Vu les dernières conclusions déposées et notifiées le 10 septembre 2018 par lesquelles la société LME, intimée, demande à la cour, au visa des articles 1134 et suivants, 1147, 1315 et 1376 du Code civil, 2-2 de l'avenant du 28 janvier 2011 à l'accord du 5 mars 2002 et L. 442-6 III et D. 442-3 du Code de commerce, de :

In limine litis

- dire la déclaration d'appel formée par la société RAS le 6 juin 2016 irrecevable,

à titre subsidiaire, sur le fond,

- dire que la société RAS est mal fondée en toutes ses demandes, fins et conclusions telles que formées contre la société LME en l'en débouter intégralement,

- réformer le jugement rendu par le tribunal de commerce de Valenciennes du 21 avril 2015 en ce qu'il a jugé que la rupture du contrat par la société LME était abusive,

- réformer le jugement entrepris en ce qu'il a débouté la société LME de ses demandes reconventionnelles formées à l'encontre de la société RAS,

- constater que la société RAS n'a pas satisfait aux sommations de communiquer qui lui ont été signifiées les 15 octobre 2013 et 3 février 2014,

- dire en conséquence que les factures émises par la société RAS à propos des rondes litigieuses telles que visées dans cette sommation de communiquer sont injustifiées et qu'il appartient de ce fait à la société RAS d'en rembourser l'intégralité du prix à la société LME,

- condamner en conséquence la société RAS à rembourser à la société LME la somme de 132 201,04 euros au titre des prestations facturées indûment par la société RAS,

- dire que la société RAS n'a pas respecté ses obligations contractuelles à l'égard de la société LME et qu'elle a engagé sa responsabilité de ce fait à l'égard de la société LME,

- condamner en conséquence la société RAS à payer à la société LME une somme forfaitaire de 50 000 euros en réparation de ses différents chefs de préjudice résultant de la mauvaise exécution des obligations contractuelles de la société RAS,

à titre très subsidiaire

- dire que la société RAS ne rapporte la preuve ni du principe, ni du quantum des préjudices qu'elle allègue au soutien de ses demandes de dommages et intérêts à l'encontre de la société LME,

- débouter en conséquence la société RAS sur ce fondement,

à titre infiniment subsidiaire dans l'hypothèse improbable où la cour considérerait que la rupture contractuelle par la société LME serait abusive et que la société RAS justifierait d'un préjudice,

- confirmer le jugement entrepris en ce qu'il a limité à 18 000 euros le montant des dommages et intérêts alloués à la société RAS à ce titre,

- condamner la société RAS au paiement d'une somme de 10 000 euros sur le fondement de l'article 700 du Code de procédure civile, ainsi qu'aux entiers dépens ;

Sur ce

Sur l'exception d'irrecevabilité de l'appel soulevée par la société LME

La société LME soutient que la procédure est viciée depuis le début, le tribunal de commerce de Valenciennes ayant été saisi par la société RAS alors qu'en application des dispositions de l'article L. 442-6 III du Code de commerce et D. 442-3 du même Code, il n'était pas "compétent" pour connaître de cette affaire et que ce vice initial ne saurait être régularisé par le dépôt d'une nouvelle déclaration d'appel devant la cour d'appel de Paris.

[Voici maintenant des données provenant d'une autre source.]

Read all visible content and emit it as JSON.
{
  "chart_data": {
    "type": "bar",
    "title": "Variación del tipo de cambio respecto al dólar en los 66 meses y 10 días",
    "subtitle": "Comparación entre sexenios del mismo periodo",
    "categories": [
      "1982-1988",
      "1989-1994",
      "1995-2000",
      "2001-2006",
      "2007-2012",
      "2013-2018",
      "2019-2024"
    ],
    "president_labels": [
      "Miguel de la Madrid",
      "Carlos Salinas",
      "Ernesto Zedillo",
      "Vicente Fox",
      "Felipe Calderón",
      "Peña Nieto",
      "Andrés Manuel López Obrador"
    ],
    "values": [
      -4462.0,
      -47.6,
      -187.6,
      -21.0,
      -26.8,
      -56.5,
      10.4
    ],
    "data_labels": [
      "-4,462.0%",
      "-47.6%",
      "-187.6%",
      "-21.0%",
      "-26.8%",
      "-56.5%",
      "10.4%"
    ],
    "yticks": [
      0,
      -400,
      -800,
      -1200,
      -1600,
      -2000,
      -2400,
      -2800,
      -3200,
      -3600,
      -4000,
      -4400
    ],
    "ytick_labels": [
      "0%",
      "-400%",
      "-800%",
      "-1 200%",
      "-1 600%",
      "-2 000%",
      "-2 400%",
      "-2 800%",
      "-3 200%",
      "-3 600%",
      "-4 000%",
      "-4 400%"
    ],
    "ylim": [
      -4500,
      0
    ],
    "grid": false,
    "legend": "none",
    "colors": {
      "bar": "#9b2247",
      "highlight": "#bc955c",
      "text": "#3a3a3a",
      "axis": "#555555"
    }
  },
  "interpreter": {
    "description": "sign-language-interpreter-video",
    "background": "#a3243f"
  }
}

Par arrêt du 21 avril 2015, la cour d'appel de Douai a déclaré irrecevables tant l'appel interjeté par la société RAS que l'appel incident de la société LME au motif que le recours contre le jugement du tribunal de commerce de Valenciennes aurait dû être porté devant la cour d'appel de Paris, seule investie du pouvoir de statuer en appel. Cette décision, qui a appliqué une jurisprudence constante de la Cour de cassation qui, avant revirement, attribuait à la cour d'appel de Paris le pouvoir exclusif de statuer sur les recours formés contre toutes les décisions rendues en application de l'article L. 442-6, I, 5° du Code de commerce, y compris lorsque la juridiction de première instance était dépourvue du pouvoir de statuer, est devenue définitive.

Par suite, la société RAS a interjeté appel de la décision devant la cour d'appel de Paris le 6 juin 2016.

L'application à l'instance de la règle issue du revirement de jurisprudence limitant le pouvoir juridictionnel de la cour d'appel de Paris à l'examen des seuls recours formés contre les décisions rendues par les juridictions du premier degré spécialement désignées, qui conduirait à retenir l'irrecevabilité de l'appel formé par la société RAS devant la présente cour d'appel puisqu'il est dirigé contre un jugement rendu par une juridiction qui n'a pas été investie du pouvoir de statuer sur le litige en cause, doit être écartée en ce qu'elle aboutirait à priver l'appelant d'un procès équitable au sens de l'article 6 paragraphe 1 de la Convention de sauvegarde des droits de l'Homme et des libertés fondamentales.

En conséquence, l'exception d'irrecevabilité de l'appel sera rejetée.

Sur l'annulation du jugement du tribunal de commerce de Valenciennes et ses conséquences

La société RAS demande à titre subsidiaire de déclarer nul le jugement du tribunal de commerce de Valenciennes du 21 avril 2015 pour cause d'excès de pouvoir.

En statuant sur une demande d'indemnisation formée au titre d'une rupture brutale d'une relation commerciale établie, le tribunal de commerce de Valenciennes qui ne figure pas sur la liste des tribunaux spécialement désignés à l'annexe 4-2-1 de l'article D. 442-3 du Code de commerce auquel renvoie le dernier alinéa de l'article L. 446-2, III, pour en connaître, a manifestement excédé ses pouvoirs de sorte que le jugement entrepris sera annulé en toutes ses dispositions.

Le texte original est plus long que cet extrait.